God reportedly loves gays.

God Loves Gays

When an atheist on Twitter promotes a religious billboard, I take notice. So it was that a tweet from @Godless_Mom alerted me to a billboard project in Topeka, Kansas. Topeka is home to Westboro Baptist Church, the infamous organization that for years has pursued a campaign of hatred against gays. In response to WBC, Dustin Lake of California will be erecting a gay-friendly billboard in Topeka. Lake has already raised over $50,000, enough to fund the project. With 45 days to go, he’s going to raise enough money for additional publicity and good works. In the spirit of cooperation, I pitched in with my pledge, tweeted a tweet of my own and am now pitching this project to you on my blog. 

Here’s the link to the God Loves Gays Indiegogo campaign: https://www.indiegogo.com/projects/god-loves-gays-billboard-project

Atheists are split as to whether they should partner with religious groups to do good in the world. In Faitheist, Chris Stedman encourages his fellow atheists to find common ground with liberal religious groups to work for important causes, such as religious liberty. In Breaking the Spell, however, Daniel Dennett suggests that any positive involvement with religion might implicitly strengthen the position of religious extremists. He proposes that we work for a better world strictly through secular organizations. For my part, I’d like atheists to be at least as reasonable and open-minded as religious people are, and if religious people can work together across the barriers of dogma and creed, then maybe those of use with nor dogma or creed can find it in our hearts to do the same. 

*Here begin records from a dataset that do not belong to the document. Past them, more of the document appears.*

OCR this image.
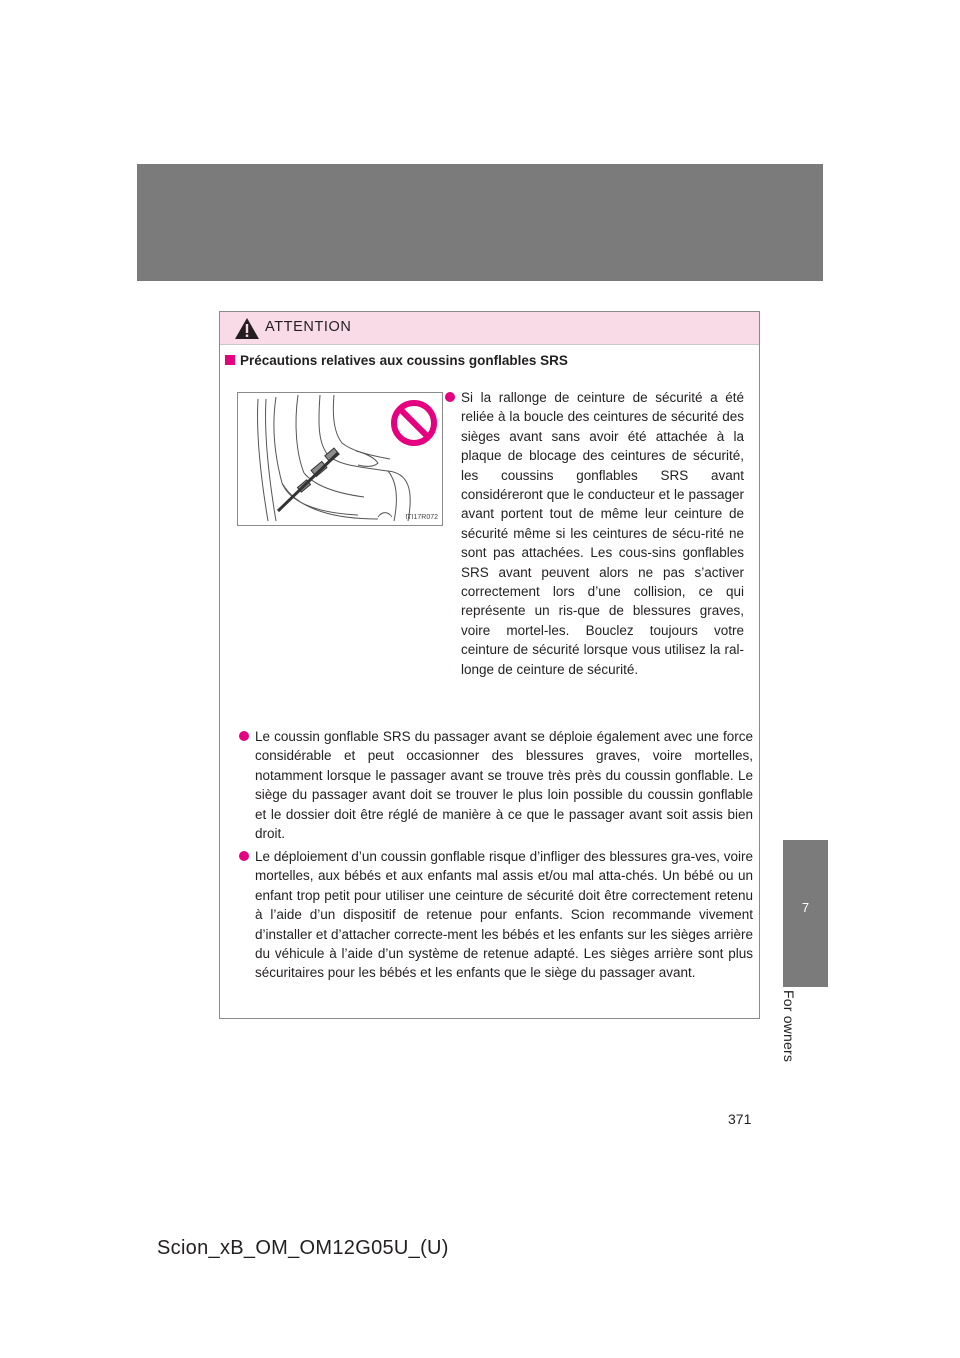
ATTENTION
Précautions relatives aux coussins gonflables SRS
ITI17R072
Si la rallonge de ceinture de sécurité a été reliée à la boucle des ceintures de sécurité des sièges avant sans avoir été attachée à la plaque de blocage des ceintures de sécurité, les coussins gonflables SRS avant considéreront que le conducteur et le passager avant portent tout de même leur ceinture de sécurité même si les ceintures de sécu-rité ne sont pas attachées. Les cous-sins gonflables SRS avant peuvent alors ne pas s’activer correctement lors d’une collision, ce qui représente un ris-que de blessures graves, voire mortel-les. Bouclez toujours votre ceinture de sécurité lorsque vous utilisez la ral-longe de ceinture de sécurité.
Le coussin gonflable SRS du passager avant se déploie également avec une force considérable et peut occasionner des blessures graves, voire mortelles, notamment lorsque le passager avant se trouve très près du coussin gonflable. Le siège du passager avant doit se trouver le plus loin possible du coussin gonflable et le dossier doit être réglé de manière à ce que le passager avant soit assis bien droit.
Le déploiement d’un coussin gonflable risque d’infliger des blessures gra-ves, voire mortelles, aux bébés et aux enfants mal assis et/ou mal atta-chés. Un bébé ou un enfant trop petit pour utiliser une ceinture de sécurité doit être correctement retenu à l’aide d’un dispositif de retenue pour enfants. Scion recommande vivement d’installer et d’attacher correcte-ment les bébés et les enfants sur les sièges arrière du véhicule à l’aide d’un système de retenue adapté. Les sièges arrière sont plus sécuritaires pour les bébés et les enfants que le siège du passager avant.
7
For owners
371
Scion_xB_OM_OM12G05U_(U)
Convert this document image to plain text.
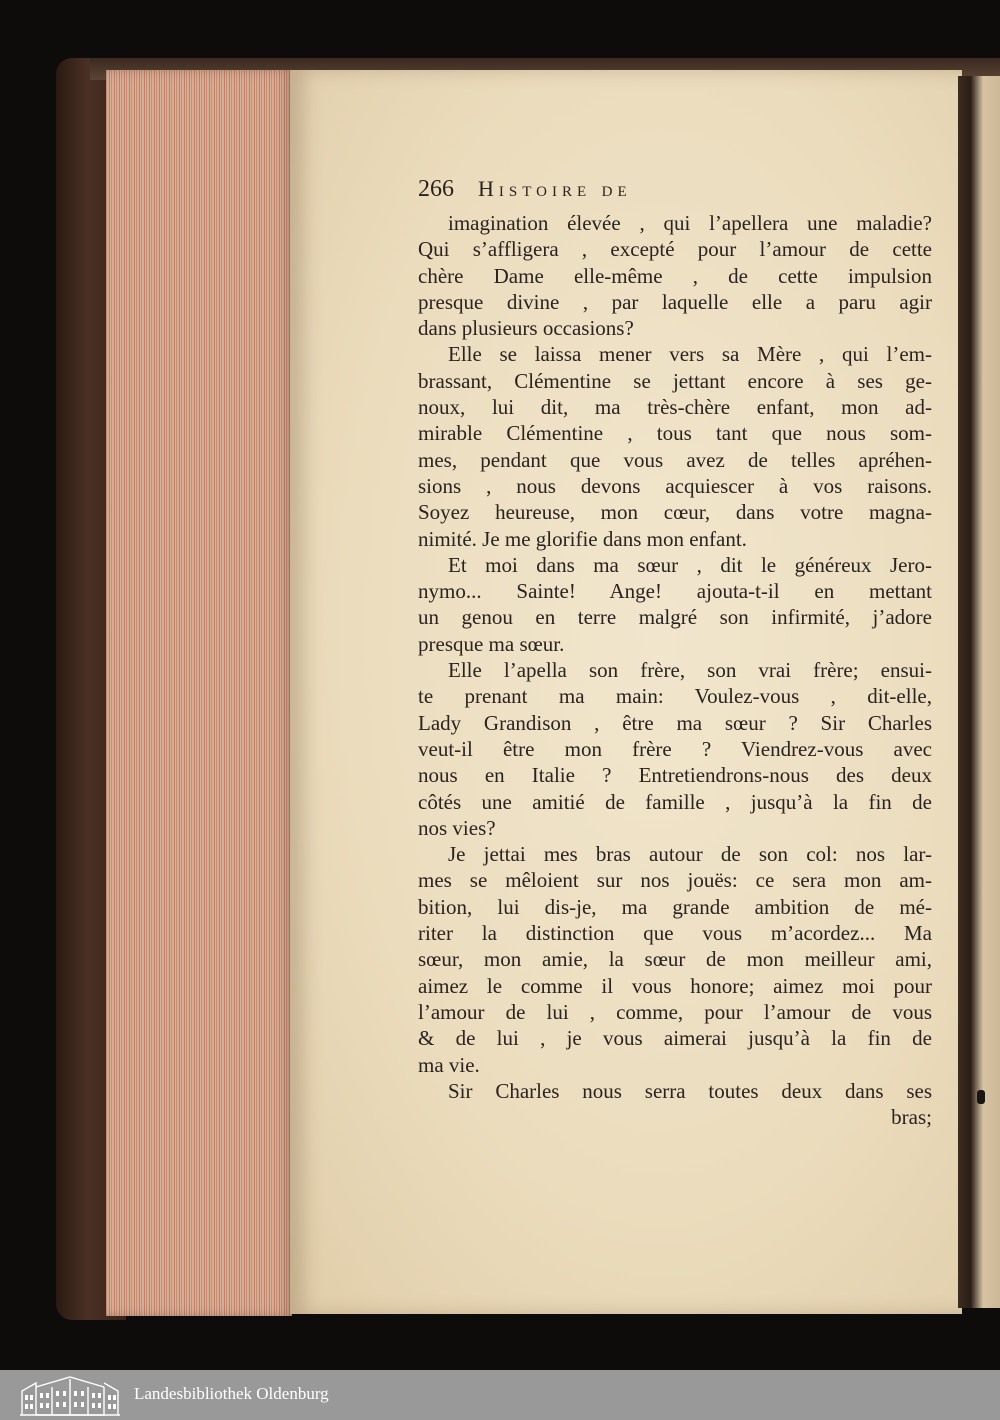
266	Histoire de
imagination élevée , qui l’apellera une maladie?
Qui s’affligera , excepté pour l’amour de cette
chère Dame elle-même , de cette impulsion
presque divine , par laquelle elle a paru agir
dans plusieurs occasions?
Elle se laissa mener vers sa Mère , qui l’em-
brassant, Clémentine se jettant encore à ses ge-
noux, lui dit, ma très-chère enfant, mon ad-
mirable Clémentine , tous tant que nous som-
mes, pendant que vous avez de telles apréhen-
sions , nous devons acquiescer à vos raisons.
Soyez heureuse, mon cœur, dans votre magna-
nimité. Je me glorifie dans mon enfant.
Et moi dans ma sœur , dit le généreux Jero-
nymo... Sainte! Ange! ajouta-t-il en mettant
un genou en terre malgré son infirmité, j’adore
presque ma sœur.
Elle l’apella son frère, son vrai frère; ensui-
te prenant ma main: Voulez-vous , dit-elle,
Lady Grandison , être ma sœur ? Sir Charles
veut-il être mon frère ? Viendrez-vous avec
nous en Italie ? Entretiendrons-nous des deux
côtés une amitié de famille , jusqu’à la fin de
nos vies?
Je jettai mes bras autour de son col: nos lar-
mes se mêloient sur nos jouës: ce sera mon am-
bition, lui dis-je, ma grande ambition de mé-
riter la distinction que vous m’acordez... Ma
sœur, mon amie, la sœur de mon meilleur ami,
aimez le comme il vous honore; aimez moi pour
l’amour de lui , comme, pour l’amour de vous
& de lui , je vous aimerai jusqu’à la fin de
ma vie.
Sir Charles nous serra toutes deux dans ses
bras;
Landesbibliothek Oldenburg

As an atheist, how can I justify donating money to support a religious billboard? If I think the statement is false, how can I endorse it? My answer is that the statement “God loves gays” is true, just not literally true. It’s figuratively true or poetically true. It’s an emphatic way of saying, “Gays are natural” or “Homosexuality is the result of evolution, as is heterosexuality.” Some of my fellow atheists will hasten to differ, but as for me I’d rather think up reasons to support this effort than think up reasons to oppose it. The haters of Westboro Baptist Church say that heterosexuality came from one entity (God) and homosexuality from a different one (Satan). I say that both heterosexuality and homosexuality came from the same creator: evolution. 

For me, the fundamental divide between worldviews today is not about faith versus science but about parochialism versus universalism. You could call it provincialism versus cosmopolitanism, or local versus global, or One True Way versus diversity. By default, people take the parochial view, that their way of doing things is the right way. Each of us seems to be at the center of our world, and it seems natural to each of us to judge the rest of the world by our own measures. The great promise of the modern world, however, is that we can each rise above our particular perspectives to achieve an inclusive, global worldview. I’m happy to work with people who are trying to make the world more inclusive, even if they don’t answer certain metaphysical questions the same way I do.